A condition in a contract goes to the very root of what the contract is all about, the basis of its formation. Therefore its breach may lead to a repudiation of the contract by the aggrieved party. Warranties on the other hand form minor and incidental terms to a contract. They do not necessarily go the basis of the contracts existence. The breach of a warranty may result to a claim for damages and not necessarily repudiation of the contract.


The common law principles on contracts stipulate what amount to a warranty or a condition. This is because a condition is central to the formation of a contract while a warranty is not. Understanding the difference between the two is relevant in determining on what remedies Kimiko can explore.


Application


At the formation of the contract, Komiko ordered for a chocolate cake, round in shape with purple and blue colours on the icing. Mikaela baked the cake but failed to incorporate the colours on the icing sugar as instructed by Kimiko. At the formation of the contract Komiko did not expressly state to Mikaela the purpose of the cake and but it was expressly stated that the icing colours were to be purple and blue.


The cake as it turned out was for a sports function and therefore the colours may have been a symbol of something at the function. The baked cake does not fit the description given by Kimiko. There were specific instructions as to the colours. Those instructions go to the root of the contract.


In Poussard v. Spiers, a party entered into a contract where for three months she would perform as a singer. Five days into the commencement of the performance she fell ill and was unable to perform for those days and had to be replaced. The court held that there been a breach of a condition by the singer.


Conclusion


From the above analysis therefore, the icing colour on the cake was a condition in the contract. The sign on the wall near the counter does not equally prevent Kimiko from complaining to Mikaela.


Question 4


Issue


Is Mikaela still responsible for the icing being the wrong color on Kimiko’s cake?


Rules


As per the common law principles earlier discussed, while warranties do not go to the root of a contract and are therefore incapable of causing a party to rescind a contract, conditions are central to the contract’s formation. Even so where a party breaches a warranty in the contract, the breach may lead to a claim for damages by the aggrieved party. In Kimiko’s case, Mikaela should still be held liable for the wrong colour on the icing.

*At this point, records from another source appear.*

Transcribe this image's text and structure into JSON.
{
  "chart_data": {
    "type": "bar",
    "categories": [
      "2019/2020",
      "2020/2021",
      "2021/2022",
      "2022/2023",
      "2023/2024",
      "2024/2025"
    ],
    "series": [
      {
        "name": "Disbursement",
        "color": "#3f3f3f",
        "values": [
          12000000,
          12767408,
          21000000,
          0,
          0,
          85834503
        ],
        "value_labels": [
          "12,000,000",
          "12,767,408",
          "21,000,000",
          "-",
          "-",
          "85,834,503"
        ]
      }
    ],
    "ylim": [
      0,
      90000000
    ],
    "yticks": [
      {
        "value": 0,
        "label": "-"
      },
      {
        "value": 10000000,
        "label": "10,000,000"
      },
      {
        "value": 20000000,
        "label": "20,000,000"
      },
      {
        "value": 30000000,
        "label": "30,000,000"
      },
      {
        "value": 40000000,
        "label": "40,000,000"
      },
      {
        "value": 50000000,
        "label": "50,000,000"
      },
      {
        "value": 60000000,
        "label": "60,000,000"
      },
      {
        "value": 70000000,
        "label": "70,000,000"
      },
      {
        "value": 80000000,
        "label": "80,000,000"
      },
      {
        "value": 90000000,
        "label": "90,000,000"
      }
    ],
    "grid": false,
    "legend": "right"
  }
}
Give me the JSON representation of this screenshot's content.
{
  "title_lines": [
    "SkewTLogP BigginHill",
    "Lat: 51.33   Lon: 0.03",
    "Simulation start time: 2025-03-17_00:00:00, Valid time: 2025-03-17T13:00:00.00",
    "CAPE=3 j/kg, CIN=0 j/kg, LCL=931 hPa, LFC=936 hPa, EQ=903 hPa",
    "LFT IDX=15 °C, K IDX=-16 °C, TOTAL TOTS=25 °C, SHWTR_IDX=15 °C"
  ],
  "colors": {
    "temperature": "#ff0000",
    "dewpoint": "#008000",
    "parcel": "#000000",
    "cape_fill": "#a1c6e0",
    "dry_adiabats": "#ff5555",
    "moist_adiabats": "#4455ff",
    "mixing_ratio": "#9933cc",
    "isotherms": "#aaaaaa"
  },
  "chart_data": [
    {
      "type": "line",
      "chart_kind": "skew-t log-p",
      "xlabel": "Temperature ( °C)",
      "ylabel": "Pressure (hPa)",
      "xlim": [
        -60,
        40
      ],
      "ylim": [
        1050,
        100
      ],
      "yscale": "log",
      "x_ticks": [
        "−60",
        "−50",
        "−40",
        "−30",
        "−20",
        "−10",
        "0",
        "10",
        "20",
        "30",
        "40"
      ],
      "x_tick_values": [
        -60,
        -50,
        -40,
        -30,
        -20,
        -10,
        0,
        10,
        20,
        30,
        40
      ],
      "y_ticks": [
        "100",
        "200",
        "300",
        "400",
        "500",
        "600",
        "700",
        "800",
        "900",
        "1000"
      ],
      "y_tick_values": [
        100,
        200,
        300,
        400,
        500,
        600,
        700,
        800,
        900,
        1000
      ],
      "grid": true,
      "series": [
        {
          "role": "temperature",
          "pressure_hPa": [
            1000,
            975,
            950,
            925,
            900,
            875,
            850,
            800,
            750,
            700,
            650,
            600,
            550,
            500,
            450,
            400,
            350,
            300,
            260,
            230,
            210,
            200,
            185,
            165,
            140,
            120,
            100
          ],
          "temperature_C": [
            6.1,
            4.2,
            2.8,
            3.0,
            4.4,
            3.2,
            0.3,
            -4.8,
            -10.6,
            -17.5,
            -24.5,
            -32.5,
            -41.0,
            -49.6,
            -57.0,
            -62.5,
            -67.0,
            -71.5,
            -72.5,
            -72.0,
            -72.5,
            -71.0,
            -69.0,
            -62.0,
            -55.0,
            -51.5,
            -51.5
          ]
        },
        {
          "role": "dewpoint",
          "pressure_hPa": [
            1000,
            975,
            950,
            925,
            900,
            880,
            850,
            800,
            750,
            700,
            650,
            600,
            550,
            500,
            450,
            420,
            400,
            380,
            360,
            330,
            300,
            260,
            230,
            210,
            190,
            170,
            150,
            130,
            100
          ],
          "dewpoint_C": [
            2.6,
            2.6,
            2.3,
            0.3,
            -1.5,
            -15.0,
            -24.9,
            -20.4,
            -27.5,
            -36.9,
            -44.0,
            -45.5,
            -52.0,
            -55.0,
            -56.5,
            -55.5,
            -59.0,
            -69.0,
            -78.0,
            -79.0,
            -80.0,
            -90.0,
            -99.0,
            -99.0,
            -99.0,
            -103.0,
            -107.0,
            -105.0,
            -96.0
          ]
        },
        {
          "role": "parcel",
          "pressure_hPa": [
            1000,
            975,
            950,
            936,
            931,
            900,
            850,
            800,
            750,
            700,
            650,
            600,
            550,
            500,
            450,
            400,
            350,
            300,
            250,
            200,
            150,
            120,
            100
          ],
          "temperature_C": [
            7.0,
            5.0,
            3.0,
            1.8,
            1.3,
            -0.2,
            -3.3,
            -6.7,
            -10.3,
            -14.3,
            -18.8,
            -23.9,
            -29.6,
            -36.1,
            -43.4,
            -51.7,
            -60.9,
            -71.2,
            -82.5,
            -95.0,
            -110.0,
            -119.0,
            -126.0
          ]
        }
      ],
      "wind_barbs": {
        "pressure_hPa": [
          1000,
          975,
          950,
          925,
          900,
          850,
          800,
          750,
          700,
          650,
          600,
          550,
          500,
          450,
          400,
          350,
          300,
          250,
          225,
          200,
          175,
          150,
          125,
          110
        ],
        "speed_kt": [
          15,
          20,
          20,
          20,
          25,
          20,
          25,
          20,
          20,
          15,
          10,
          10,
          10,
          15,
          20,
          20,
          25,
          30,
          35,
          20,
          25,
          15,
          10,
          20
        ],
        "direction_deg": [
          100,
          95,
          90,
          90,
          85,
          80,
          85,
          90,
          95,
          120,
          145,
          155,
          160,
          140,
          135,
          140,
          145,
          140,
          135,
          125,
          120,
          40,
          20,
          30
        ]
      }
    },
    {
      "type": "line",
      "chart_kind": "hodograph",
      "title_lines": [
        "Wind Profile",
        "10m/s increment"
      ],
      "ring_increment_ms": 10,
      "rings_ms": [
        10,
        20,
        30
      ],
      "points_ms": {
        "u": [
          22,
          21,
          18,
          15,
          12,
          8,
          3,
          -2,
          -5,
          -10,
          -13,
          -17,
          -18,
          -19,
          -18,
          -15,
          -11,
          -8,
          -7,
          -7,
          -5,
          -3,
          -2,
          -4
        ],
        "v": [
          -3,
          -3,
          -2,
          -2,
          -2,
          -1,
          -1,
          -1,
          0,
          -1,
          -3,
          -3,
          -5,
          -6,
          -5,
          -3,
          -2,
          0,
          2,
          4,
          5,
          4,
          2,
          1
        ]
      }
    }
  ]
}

The Common law provides for a number of remedies that an aggrieved party may seek in the event of loss or injury and damages are one those remedies. Damages are the relief or award to an aggrieved party to a contract typically in form of money as the compensation for the injury or loss suffered by that party. The reason behind the relief is to place the injured party to the initial position they were in if the party to the contract had not breached the contractual terms. Damages are categorized as being either punitive or compensatory.in the event of compensatory damages, there is a further requirement by the court to assess the quantum of the damages. The aggrieved party should however have performed their contractual obligations.


Application


In Hadley v Baxendale the court established that a party that had not breached their contractual obligations could recover damages. The facts of the case were that Hadley owned a mill which he operated. The shift of the mill broke as he operated the mill. He went on to enter into a contract with Baxendale to have the shift delivered to an engineering company at a specified date. Hadley did not however inform Baxendale of the Mill’s defect till it had been fixed. This resulted to huge losses on Hadley who sued for damages. The trial court awarded him but the decision was overturned upon appeal by Baxendale.


Kimiko in this case is the aggrieved party and is entitled to seek damages against Mikaela.


Conclusion


Mikaela’s failure to fully incorporate the instructed colour of the icing sugar on the cake therefore, amounted to a breach of a warranty in the contract. Kimiko’s entitlement to damages is premised on the fact that there was an express warranty. The condition was expressly stated by overt words of kimiku to Mikaela.